– Она мне рассказывала. Девочку, кажется, зовут Луиза? – Видимо, Гай только сейчас начал понимать, что за этим разговором кроется нечто более серьезное.

– Клодия, в чем дело? Если ты хочешь о чем-то рассказать, то не тяни, выкладывай.

Клодия, стараясь не смотреть ему в глаза, продолжала:

– Они не забирались на сеновал. Прячась от младших, они забирались на чердак. Прихватив с собой пару банок сидра и пачку сигарет, они курили там, выпуская дым через слуховое окно, и болтали о мальчиках. Аннушка рассказала Луизе о своей подружке, к которой ты не захотел ее отпустить, и о том, как та «занималась этим» с одним мальчиком в Корнуолле. Она начала жаловаться Луизе, что ты не отпустил ее туда, что ты страшный зануда и не желаешь, чтобы она развлекалась, и что ты вообще не хотел, чтобы она жила вместе с тобой.

Клодия сделала передышку, собираясь с духом.

– Ну, а дальше?

– И тут Луиза сказала ей: «Если поклянешься, что не выдашь меня, я тебе кое-что скажу». Аннушка, конечно, спросила: «О чем?» – а Луиза сказала: «Сначала поклянись». Аннушка поклялась, а Луиза вдруг передумала, потому что побоялась, что мать ее убьет. Аннушка, естественно, сказала, что мать никогда ничего не узнает, потому что она ни за что не выдаст Луизу. И Луиза сказала ей, что ты даже не хотел, чтобы она родилась. Она сказала, что ты хотел, чтобы ее мать сделала аборт.

Глава 14

– О Господи, – пробормотал Гай, вскочил на ноги, подошел к кромке воды и остановился там, засунув руки в карманы.

Трудно представить себе, что он, должно быть, чувствовал в тот момент. Переждав минуту-другую, Клодия продолжала:

– Я ей сказала, что это неправда. Я не знала, что еще сказать.

Он молчал. Его молчание было красноречивее любых слов.

– Я не осуждаю тебя, Гай. То, что ты сделал, было вполне естественно. Вы оба были слишком молоды…

– Но я этого не делал! – резко, со злостью выпалил он. – Я никогда не предлагал этого Анне! – Он довольно долго молчал. – Но я об этом думал.

Как ни странно, Клодия почувствовала огромное облегчение. Ведь ему ничего не стоило солгать.

– В таком случае каким, черт возьми, образом…

– Понятия не имею.

Оба они какое-то время молчали, и слышался лишь тихий плеск волн, набегавших на берег. С глубоким вздохом он провел рукой по голове, взъерошив волосы.

– Майк и тогда был моим закадычным другом. Когда я сказал ему, что Анна беременна, он, не раздумывая, предложил простейший выход. И не успел я что-нибудь добавить, как он заговорил о необходимости подыскать подходящую клинику. Друзья в один голос поддержали его и обещали помочь, скинувшись по десятке. Они все продумали и предусмотрели.

– А что сказал ты?

– Я, кажется, ничего не говорил. Наверное, еще не оправился от потрясения.

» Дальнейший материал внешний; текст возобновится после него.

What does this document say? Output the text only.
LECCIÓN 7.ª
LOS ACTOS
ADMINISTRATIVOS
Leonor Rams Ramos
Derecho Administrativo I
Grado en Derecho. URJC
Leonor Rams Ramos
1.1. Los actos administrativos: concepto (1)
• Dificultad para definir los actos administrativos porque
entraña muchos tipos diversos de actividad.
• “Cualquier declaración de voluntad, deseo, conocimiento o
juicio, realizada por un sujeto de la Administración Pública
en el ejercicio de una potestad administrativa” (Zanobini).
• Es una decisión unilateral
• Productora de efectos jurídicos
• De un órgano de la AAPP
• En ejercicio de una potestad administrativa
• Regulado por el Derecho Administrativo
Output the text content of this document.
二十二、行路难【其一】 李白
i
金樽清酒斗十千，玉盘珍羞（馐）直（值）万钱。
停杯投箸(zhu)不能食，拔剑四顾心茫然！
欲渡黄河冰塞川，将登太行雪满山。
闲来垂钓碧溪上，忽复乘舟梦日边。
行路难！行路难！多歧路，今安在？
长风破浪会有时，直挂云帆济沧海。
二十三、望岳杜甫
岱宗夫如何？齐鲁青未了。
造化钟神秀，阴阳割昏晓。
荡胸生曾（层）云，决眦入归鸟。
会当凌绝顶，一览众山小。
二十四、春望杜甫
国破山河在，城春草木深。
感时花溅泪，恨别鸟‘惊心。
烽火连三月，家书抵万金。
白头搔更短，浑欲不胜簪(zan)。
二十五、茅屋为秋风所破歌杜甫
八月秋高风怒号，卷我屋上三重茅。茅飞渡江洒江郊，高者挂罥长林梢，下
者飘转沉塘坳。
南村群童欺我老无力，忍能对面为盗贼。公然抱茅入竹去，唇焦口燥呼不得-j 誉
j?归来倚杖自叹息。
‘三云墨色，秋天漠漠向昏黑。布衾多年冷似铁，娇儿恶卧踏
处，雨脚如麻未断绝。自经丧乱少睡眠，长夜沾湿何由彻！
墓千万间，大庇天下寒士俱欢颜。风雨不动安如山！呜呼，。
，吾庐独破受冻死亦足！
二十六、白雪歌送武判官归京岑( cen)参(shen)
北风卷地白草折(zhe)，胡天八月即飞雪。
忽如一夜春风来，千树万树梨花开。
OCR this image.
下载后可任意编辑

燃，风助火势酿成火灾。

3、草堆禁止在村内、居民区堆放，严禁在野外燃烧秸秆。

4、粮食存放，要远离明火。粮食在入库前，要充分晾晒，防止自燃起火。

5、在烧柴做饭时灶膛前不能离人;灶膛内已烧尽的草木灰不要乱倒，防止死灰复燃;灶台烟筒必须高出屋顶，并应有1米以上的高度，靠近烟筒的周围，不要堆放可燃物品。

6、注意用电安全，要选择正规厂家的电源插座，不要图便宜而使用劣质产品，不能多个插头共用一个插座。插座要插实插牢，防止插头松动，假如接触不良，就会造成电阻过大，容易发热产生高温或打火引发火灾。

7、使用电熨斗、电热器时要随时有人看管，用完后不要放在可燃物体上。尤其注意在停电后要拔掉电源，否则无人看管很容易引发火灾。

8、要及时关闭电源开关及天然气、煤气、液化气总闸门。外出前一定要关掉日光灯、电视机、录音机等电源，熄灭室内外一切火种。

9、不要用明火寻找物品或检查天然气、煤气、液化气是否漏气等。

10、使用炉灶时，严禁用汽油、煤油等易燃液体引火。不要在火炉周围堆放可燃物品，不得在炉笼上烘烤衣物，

– Но они подумали, что ты этого хочешь? – Гай продолжал смотреть на море.

– А как же еще? Когда тебе девятнадцать, такое решение кажется естественным.

– Что ты сказал Анне, когда та сообщила тебе о беременности?

– Сначала ничего не сказал, я был слишком потрясен. Она плакала. Сама она знала о беременности уже несколько дней, но боялась сказать мне. Несколько раз случалось, что она забывала принять противозачаточные пилюли, но ей и в голову не приходило… и так далее и тому подобное. Она была очень расстроена и все беспокоилась о том, что скажет ее отец, когда узнает.

Гай взял Клодию за руку, и они немного прошлись по пляжу.

– Никогда не забуду этот день. Мы договорились встретиться в обеденный перерыв в кафе. И вот посередине обеда она вдруг сообщила мне новость. У нас даже не было времени поговорить об этом. Сразу же после обеда у нее была назначена встреча с каким-то консультантом. Анна помчалась на встречу, а я был так ошеломлен, что забыл расплатиться по счету: встал из-за стола и пошел к выходу, где меня и перехватили. Кажется, даже полицию хотели вызвать.

– Только этого не хватало! Чем же все закончилось?

– В конце концов мне поверили. Не обошлось, конечно, без ехидных замечаний по поводу того, что молодые парни сами не соображают, в какую беду могут попасть, потом меня отпустили. Именно в тот день я и рассказал обо всем Майку. Мы с ним зашли после лекций выпить пива, и мне было необходимо с кем-нибудь поделиться. Я вернулся домой, не зная, что предпринять. Анна была дома. Она побывала в книжном магазине и купила книгу, в которой было множество фотографий с изображением человеческого эмбриона длиной в два дюйма, по уже с крошечными пальчиками. По лицу Анны было заметно, что она долго плакала. Она сказала, что понимает, что должна избавиться от ребенка, но не может этого сделать, и добавила, что не обижается на меня за то, что я хочу от него избавиться. Гай долго молчал, потом продолжил:

– После этого я пи разу не обсуждал этот вопрос ни с кем из друзей. Я лишь сказал им, что Анна хочет сохранить беременность. Знаю, что все они считали нас сумасшедшими, но открыто этого никто не говорил. А Майк, возможно, подумал, что я нашел какой-то другой выход.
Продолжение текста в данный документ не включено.